The k-means algorithm is the algorithm for clusterization in the euclidian space. The main idea is that we know exactly the number of clusters and that the form of clusters is convex. First we predefined the centers of the clusters before the all iterations. The main loss function is the Mean Squared Error. For each iteration we check that each point is closed to the center of it`s cluster. If not - change the cluster and recalculate the cluster centers. If on one iteration we change nothing than the algorithm finished the work. 
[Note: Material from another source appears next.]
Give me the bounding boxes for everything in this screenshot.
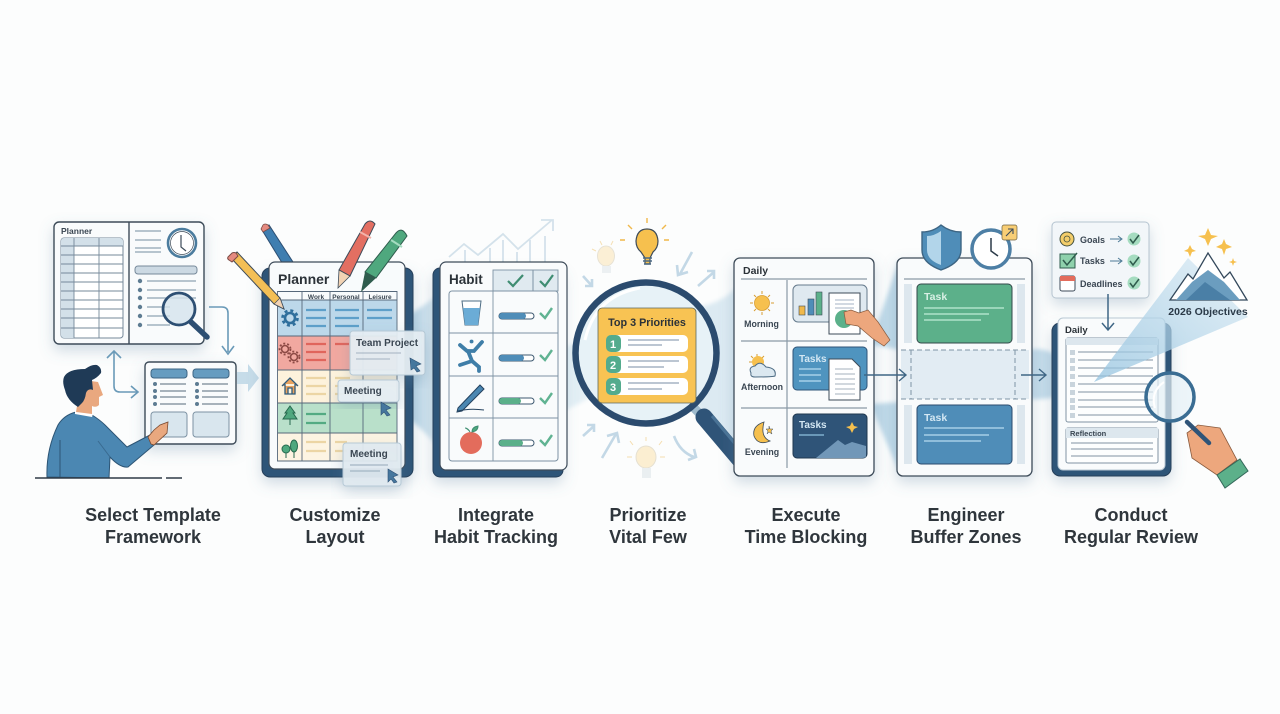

If we use the fixed number of blocks in stohastic block model we can optimize the network only till some threshold, because the natural number of clusters will be higher/lower than predefined and nodes from another clusters will make the results worser. Same happened for the k-means, when we mix the nodes from different clusters and the centers of the clusters are wrong compared to real situation. 

The loss function for the n clusters from n points will be 0.

As you see the notification in 2.a that each node is separated cluster did not allow us to receive good results in 2.a for the graph. Not predefining the number of clusters helped us to maximize the likelihood function.